Microbiota Intestinal- 3ª parte
Sexta, 20 de Fevereiro de 2015

A microbiota intestinal tem influência em outros órgãos fora do sistema digestivo. Vejamos algumas já comprovadas:

ARTERIOSCLEROSE. 

A arteriosclerose é a doença que mais mata no mundo inteiro. Decorre do surgimento de placas nas artérias, ateroma, determinando um endurecimento progressivo das mesmas. São causadas por hipertensão, obesidade, compostos tóxicos do cigarro, níveis elevados de lipoproteinas de baixa densidade (colesterol LDL), radicais livres e reações inflamatórias das artérias causadas por bactérias e outros microorganismos. Desde 1980 tem se relacionado o infarto do miocárdio com doenças periodontais.

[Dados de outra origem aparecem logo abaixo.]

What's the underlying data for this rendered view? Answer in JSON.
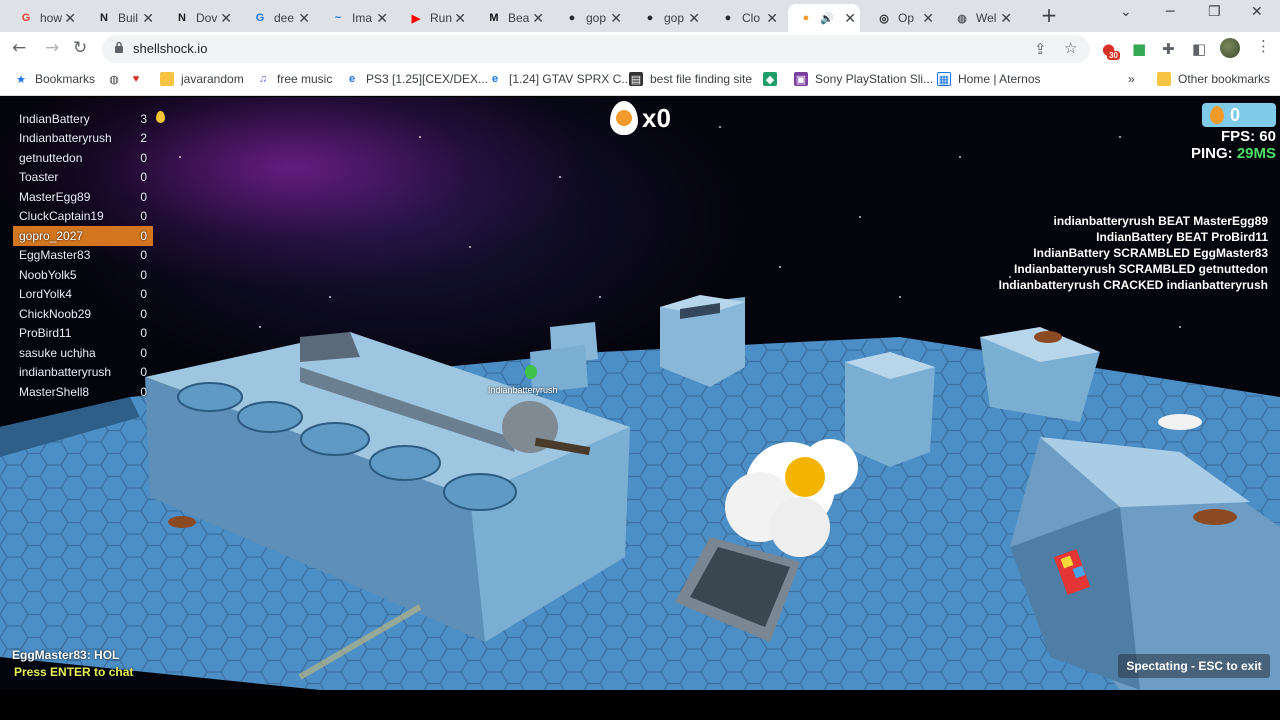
{
  "tabs": [
    {
      "label": "how",
      "favicon": "google-maps-icon",
      "color": "#e94235",
      "glyph": "G"
    },
    {
      "label": "Buil",
      "favicon": "nvidia-icon",
      "color": "#1a1a1a",
      "glyph": "N"
    },
    {
      "label": "Dov",
      "favicon": "nvidia-icon",
      "color": "#1a1a1a",
      "glyph": "N"
    },
    {
      "label": "dee",
      "favicon": "google-icon",
      "color": "#ffffff",
      "glyph": "G"
    },
    {
      "label": "Ima",
      "favicon": "trend-icon",
      "color": "#ffffff",
      "glyph": "~"
    },
    {
      "label": "Run",
      "favicon": "youtube-icon",
      "color": "#ff0000",
      "glyph": "▶"
    },
    {
      "label": "Bea",
      "favicon": "medium-icon",
      "color": "#111111",
      "glyph": "M"
    },
    {
      "label": "gop",
      "favicon": "github-icon",
      "color": "#24292e",
      "glyph": "●"
    },
    {
      "label": "gop",
      "favicon": "github-icon",
      "color": "#24292e",
      "glyph": "●"
    },
    {
      "label": "Clo",
      "favicon": "github-icon",
      "color": "#24292e",
      "glyph": "●"
    },
    {
      "label": "",
      "favicon": "shellshock-icon",
      "color": "#f29b2b",
      "glyph": "●"
    },
    {
      "label": "Op",
      "favicon": "openai-icon",
      "color": "#222222",
      "glyph": "◎"
    },
    {
      "label": "Wel",
      "favicon": "globe-icon",
      "color": "#5f6368",
      "glyph": "◍"
    }
  ],
  "address": {
    "url": "shellshock.io"
  },
  "extension_badge": "30",
  "bookmarks": {
    "items": [
      "Bookmarks",
      "",
      "",
      "javarandom",
      "free music",
      "PS3 [1.25][CEX/DEX...",
      "[1.24] GTAV SPRX C...",
      "best file finding site",
      "",
      "Sony PlayStation Sli...",
      "Home | Aternos"
    ],
    "other": "Other bookmarks"
  },
  "game": {
    "leaderboard": [
      {
        "name": "IndianBattery",
        "score": "3"
      },
      {
        "name": "Indianbatteryrush",
        "score": "2"
      },
      {
        "name": "getnuttedon",
        "score": "0"
      },
      {
        "name": "Toaster",
        "score": "0"
      },
      {
        "name": "MasterEgg89",
        "score": "0"
      },
      {
        "name": "CluckCaptain19",
        "score": "0"
      },
      {
        "name": "gopro_2027",
        "score": "0"
      },
      {
        "name": "EggMaster83",
        "score": "0"
      },
      {
        "name": "NoobYolk5",
        "score": "0"
      },
      {
        "name": "LordYolk4",
        "score": "0"
      },
      {
        "name": "ChickNoob29",
        "score": "0"
      },
      {
        "name": "ProBird11",
        "score": "0"
      },
      {
        "name": "sasuke uchiha",
        "score": "0"
      },
      {
        "name": "indianbatteryrush",
        "score": "0"
      },
      {
        "name": "MasterShell8",
        "score": "0"
      }
    ],
    "kill_count": "x0",
    "eggs": "0",
    "fps_label": "FPS: 60",
    "ping_label": "PING:",
    "ping_value": "29MS",
    "feed": [
      "indianbatteryrush BEAT MasterEgg89",
      "IndianBattery BEAT ProBird11",
      "IndianBattery SCRAMBLED EggMaster83",
      "Indianbatteryrush SCRAMBLED getnuttedon",
      "Indianbatteryrush CRACKED indianbatteryrush"
    ],
    "nametag": "Indianbatteryrush",
    "chat_line": "EggMaster83: HOL",
    "chat_prompt": "Press ENTER to chat",
    "spectate": "Spectating - ESC to exit"
  }
}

Em 2011, Yakoto, demonstrou claramente a relação entre doenças periodontais e arteriosclerose ao encontrar DNA bacteriano presente no periodonto dentro das placas ateromatosas. Outros estudos tem se demonstrado que algumas vezes encontram-se nas placas DNA de bactérias existentes no intestino humano. São estudos preliminares que necessitam maior comprovação para afirmar se os germes intestinais e periodontais são a causa, com fatores ou sua presença é apenas ocasional.

OBESIDADE E DIABETE TIPO II. 

A obesidade e o diabete tipo II tem aumentado em todo o mundo tanto isoladamente como em conjunto das duas doenças. Tem se atribuído a fatores genéticos e ambientais como dietas hipercaloricas e redução de exercícios físicos. A partir de 2004, novo componente tem sido adicionado que é a importância da microbiota intestinal no ganho de peso. Experiências usando animais criados sem germes, comparados com animais com germes intestinais alimentados com mesma dieta, houve ganho de peso nos animais com germes sugerindo que a microbiota possa ter influencia no aproveitamento dos alimentos. 

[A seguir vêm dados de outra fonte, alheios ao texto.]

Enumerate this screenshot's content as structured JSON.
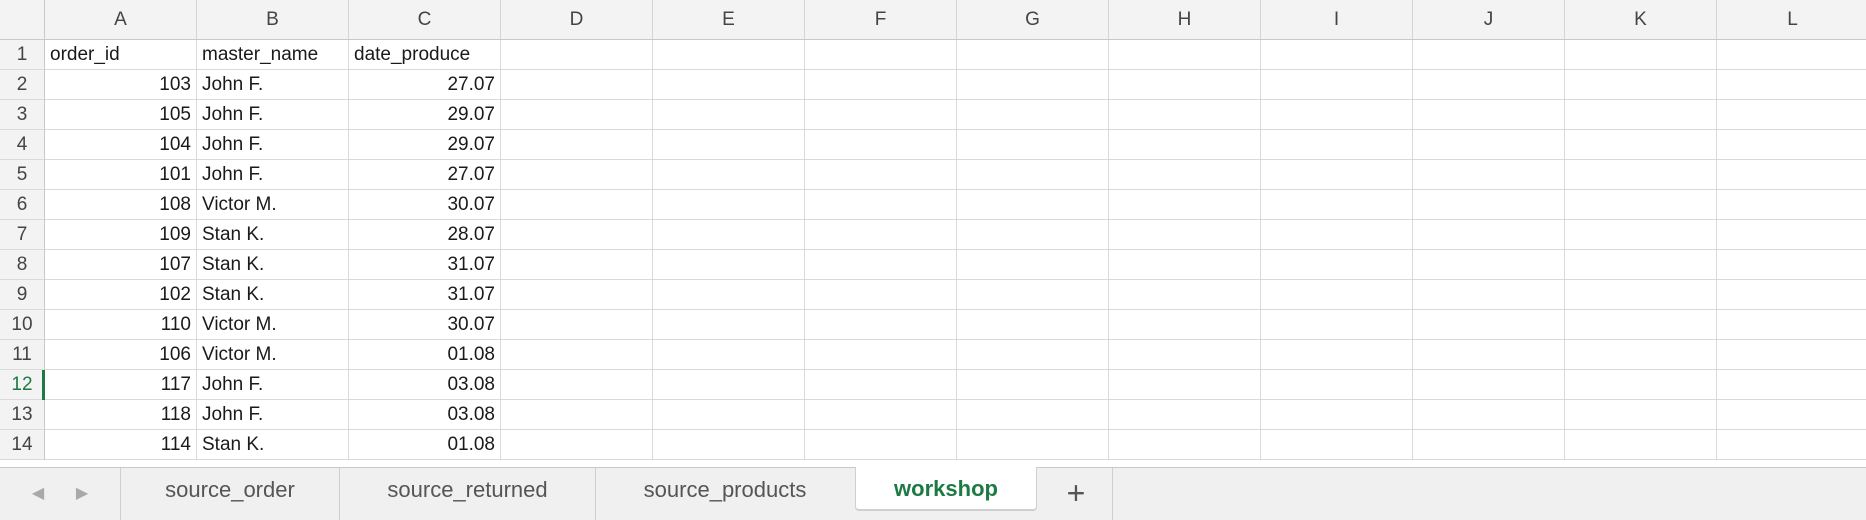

Outro fator importante surgiu ao administrar determinados germes, que foi uma resistência à insulina induzindo diabete tipo 2  bem como aumento da gordura do fígado determinando esteatose hepática. Estes dados comprovados estão sendo objeto de estudos mais detalhados

MICROBIOTA E SISTEMA NERVOSO.

Estudos têm demonstrado a influência positiva ou negativa da microbiota sobre o Sistema Nervoso. Seu conhecimento vem aumentando à medida que se identificam as diversas maneiras pelas quais o sistema nervoso influencia o intestino e vice versa. Depressão, ansiedade e estresse são influenciados por alterações da microbiota. Estudos em animais mostraram a relação direta entre depressão e inflamação intestinal. Pessoas deprimidas são mais sujeitas à inflamação intestinal e pessoas com inflamação intestinal são mais propensas à depressão.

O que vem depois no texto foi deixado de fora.